То и дело горели буксы. На полустанках, где полагалось стоять минуту, мы застревали на часы.

Я смотрел в окно, забрызганное дождем, и думал стихами Александра Блока:

О Русь моя! Жена моя! До боли

Нам ясен долгий путь!

Ветряные мельницы испуганно махали деревянными руками. Трепещущие осины плакали красными листьями. Они казались кровавыми. Паровозы выли в истерике. Грузные чернокрылые птицы, похожие на летающие попарно маленькие рояля, кружили над мокрыми полями, словно ожидая трупов И - Тульской, Тамбовской, Пензенской губерниях: "Вот, мол, и здесь мы скоро полакомимся".

Вот когда воронье любит кретинские человеческие бойни, это мне понятно. Очень понятно. А когда...

- Ты пацифист! Паршивый пацифист! - презрительно говорили мне лет сорок и после 1917 года.

Да!

Покой нам только снится.

Сквозь кровь и пыль..

Опять Блок. Куда от него деваться?

Припомнилась гимназия, Сережа Громан, два толстых тома "Капитала", брошюры в красных обложках, юношеский дневник и записи в нем.

"Ну, вот, - шептал я себе, - это она, твоя революция. Революция полусытых, революция одетых в лохмотья. Тех, что работают на бездельников".

Потом спрашивал себя: "Ну, господин честной человек, скажи-ка по совести - нравится?.. Где ты?.. С кем ты?"

И отвечал дерзко: "С ней!"

Поезд трогался.

Небо было измазано солнцем, как йодом.

Мысли переносились на отца, от которого больше месяца не получал писем: "Жив ли?.. Здоров?.. Как он там?.."

Наконец на пятые... нет, ошибаюсь, - на шестые сутки я прибыл в Пензу, уже большевистскую.

Вечер. Холодный дождь. Платформа - серая от солдатских шинелей.

В зале первого класса, который уже ничем не отличался от зала третьего класса, ко мне подошел немолодой солдат, похожий на Федора Михайловича Достоевского. Левый пустой рукав был у него засунут в карман шинели.

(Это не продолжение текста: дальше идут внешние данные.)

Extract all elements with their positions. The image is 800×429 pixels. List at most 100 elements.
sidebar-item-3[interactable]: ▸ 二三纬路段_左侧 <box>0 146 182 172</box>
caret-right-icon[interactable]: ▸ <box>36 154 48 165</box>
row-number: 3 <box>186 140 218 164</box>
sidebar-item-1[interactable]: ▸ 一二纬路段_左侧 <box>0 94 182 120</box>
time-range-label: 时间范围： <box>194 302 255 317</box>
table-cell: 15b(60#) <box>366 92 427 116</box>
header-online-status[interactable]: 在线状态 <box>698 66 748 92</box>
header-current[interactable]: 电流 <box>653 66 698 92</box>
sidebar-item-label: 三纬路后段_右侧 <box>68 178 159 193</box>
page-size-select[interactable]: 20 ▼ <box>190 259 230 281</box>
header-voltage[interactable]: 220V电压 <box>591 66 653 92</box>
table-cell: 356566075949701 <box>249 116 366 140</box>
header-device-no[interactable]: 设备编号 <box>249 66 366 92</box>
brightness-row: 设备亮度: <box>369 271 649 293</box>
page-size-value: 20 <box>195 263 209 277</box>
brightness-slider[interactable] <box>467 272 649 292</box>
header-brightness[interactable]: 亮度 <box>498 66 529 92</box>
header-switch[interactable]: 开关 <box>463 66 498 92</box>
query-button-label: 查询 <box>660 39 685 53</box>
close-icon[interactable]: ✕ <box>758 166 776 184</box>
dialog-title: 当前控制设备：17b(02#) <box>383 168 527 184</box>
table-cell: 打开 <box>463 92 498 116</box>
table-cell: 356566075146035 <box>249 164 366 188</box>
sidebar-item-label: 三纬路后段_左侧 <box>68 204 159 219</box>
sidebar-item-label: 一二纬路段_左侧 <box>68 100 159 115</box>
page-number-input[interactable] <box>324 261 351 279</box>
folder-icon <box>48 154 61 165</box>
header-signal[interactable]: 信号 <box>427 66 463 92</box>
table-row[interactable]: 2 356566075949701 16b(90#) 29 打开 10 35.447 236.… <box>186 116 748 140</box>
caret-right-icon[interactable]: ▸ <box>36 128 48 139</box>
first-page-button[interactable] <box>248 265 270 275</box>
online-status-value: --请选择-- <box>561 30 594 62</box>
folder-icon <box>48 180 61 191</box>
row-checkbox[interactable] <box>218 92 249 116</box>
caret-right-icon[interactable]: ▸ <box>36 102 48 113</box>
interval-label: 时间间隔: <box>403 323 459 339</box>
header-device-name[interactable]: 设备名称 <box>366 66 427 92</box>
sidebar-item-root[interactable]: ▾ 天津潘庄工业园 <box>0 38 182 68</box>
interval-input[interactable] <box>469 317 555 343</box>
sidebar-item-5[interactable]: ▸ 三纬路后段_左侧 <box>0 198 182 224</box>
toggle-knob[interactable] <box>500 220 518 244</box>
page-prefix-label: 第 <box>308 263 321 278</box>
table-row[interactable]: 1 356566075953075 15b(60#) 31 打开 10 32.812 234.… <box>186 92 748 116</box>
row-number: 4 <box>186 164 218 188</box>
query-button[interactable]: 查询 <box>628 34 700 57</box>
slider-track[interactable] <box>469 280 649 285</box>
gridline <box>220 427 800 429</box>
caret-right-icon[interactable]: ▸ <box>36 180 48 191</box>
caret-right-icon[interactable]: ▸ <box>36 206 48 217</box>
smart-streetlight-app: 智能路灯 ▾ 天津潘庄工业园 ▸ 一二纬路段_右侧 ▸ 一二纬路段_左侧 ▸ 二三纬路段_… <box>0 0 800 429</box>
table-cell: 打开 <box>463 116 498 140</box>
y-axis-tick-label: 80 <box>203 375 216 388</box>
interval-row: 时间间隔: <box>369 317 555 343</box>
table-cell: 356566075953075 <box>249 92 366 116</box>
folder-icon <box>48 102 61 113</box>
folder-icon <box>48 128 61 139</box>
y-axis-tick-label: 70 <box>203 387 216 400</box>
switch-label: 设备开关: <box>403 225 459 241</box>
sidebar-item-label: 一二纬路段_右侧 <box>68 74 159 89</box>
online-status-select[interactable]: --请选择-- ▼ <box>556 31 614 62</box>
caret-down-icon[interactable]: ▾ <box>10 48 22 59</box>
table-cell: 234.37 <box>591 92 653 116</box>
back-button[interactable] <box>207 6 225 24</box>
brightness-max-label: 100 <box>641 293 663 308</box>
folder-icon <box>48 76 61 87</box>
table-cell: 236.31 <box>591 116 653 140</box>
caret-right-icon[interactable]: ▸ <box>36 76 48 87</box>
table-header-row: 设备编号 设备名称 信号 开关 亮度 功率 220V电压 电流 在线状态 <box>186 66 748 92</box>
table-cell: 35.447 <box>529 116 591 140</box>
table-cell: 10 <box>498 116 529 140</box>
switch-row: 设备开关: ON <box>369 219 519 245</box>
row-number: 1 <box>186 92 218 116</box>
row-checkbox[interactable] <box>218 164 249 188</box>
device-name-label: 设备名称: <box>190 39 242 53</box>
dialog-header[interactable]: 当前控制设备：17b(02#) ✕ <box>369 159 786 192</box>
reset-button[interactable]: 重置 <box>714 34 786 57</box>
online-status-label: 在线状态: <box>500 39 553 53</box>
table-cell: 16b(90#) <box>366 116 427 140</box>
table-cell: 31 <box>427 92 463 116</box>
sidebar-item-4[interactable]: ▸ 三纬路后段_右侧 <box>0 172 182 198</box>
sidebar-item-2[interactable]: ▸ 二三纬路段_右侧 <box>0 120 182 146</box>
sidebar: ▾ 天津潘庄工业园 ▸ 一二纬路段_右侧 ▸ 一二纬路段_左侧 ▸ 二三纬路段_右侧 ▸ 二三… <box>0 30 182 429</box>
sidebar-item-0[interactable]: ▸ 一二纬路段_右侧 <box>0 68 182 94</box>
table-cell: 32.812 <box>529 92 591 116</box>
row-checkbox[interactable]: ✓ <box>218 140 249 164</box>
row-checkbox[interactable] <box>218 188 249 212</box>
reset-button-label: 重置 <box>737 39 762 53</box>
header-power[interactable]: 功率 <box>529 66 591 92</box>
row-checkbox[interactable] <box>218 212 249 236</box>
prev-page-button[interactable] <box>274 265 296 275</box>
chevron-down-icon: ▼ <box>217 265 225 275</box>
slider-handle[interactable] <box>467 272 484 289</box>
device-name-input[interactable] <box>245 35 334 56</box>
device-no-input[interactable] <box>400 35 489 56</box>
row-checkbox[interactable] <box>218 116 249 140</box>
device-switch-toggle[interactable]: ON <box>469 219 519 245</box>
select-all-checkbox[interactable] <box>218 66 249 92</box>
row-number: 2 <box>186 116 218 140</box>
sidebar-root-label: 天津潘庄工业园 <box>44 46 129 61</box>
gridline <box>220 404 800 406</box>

Солдат властно распорядился:

- Эй, гражданин офицер, содерите-ка свои погончики!

К этим "погончикам" я никогда не испытывал особой привязанности, но тут уж больно пришлась не по нутру солдатская властность.

- Что-то не хочется, - сказал я с наигранным спокойствием. - Нет. Не "содеру", дорогой товарищ.

В зале, переполненном солдатами - однорукими, одноногими, ненавидевшими золотопогонников, - это была игра с огнем над ямой с порохом.

Вот чертовщина! И перед кем играл? Сестер-то милосердия поблизости не было.

Вероятно, закусив удила, подобно моему норовистому Каторжнику, я встал на дыбы только из чувства противоречия. Проклятое! До гробовой доски оно будет мне осложнять жизнь, портить ее, а порой ломать и коверкать.

- Э-э!.. - И солдат, похожий на Достоевского, посмотрел на меня с каким-то мудрым мужицким презрением.

- Что "э-э-э"? - позвякивая шпорой, спросил я.

Вместо ответа солдат презрительно махнул своей единственной рукой и отошел в сторону, даже не удостоив меня матерным словом.

Этого, признаться, я ожидал меньше всего. Стало стыдно.

Настенька сказала бы: "Запряг прямо, а поехал криво".

"Интеллигентишке паршивый!" - выругался я мысленно.

И как только солдат затерялся в толпе, я со злостью содрал с бекеши свои земгусарские погоны.

В революции извозчичья лошадь сдала раньше человека.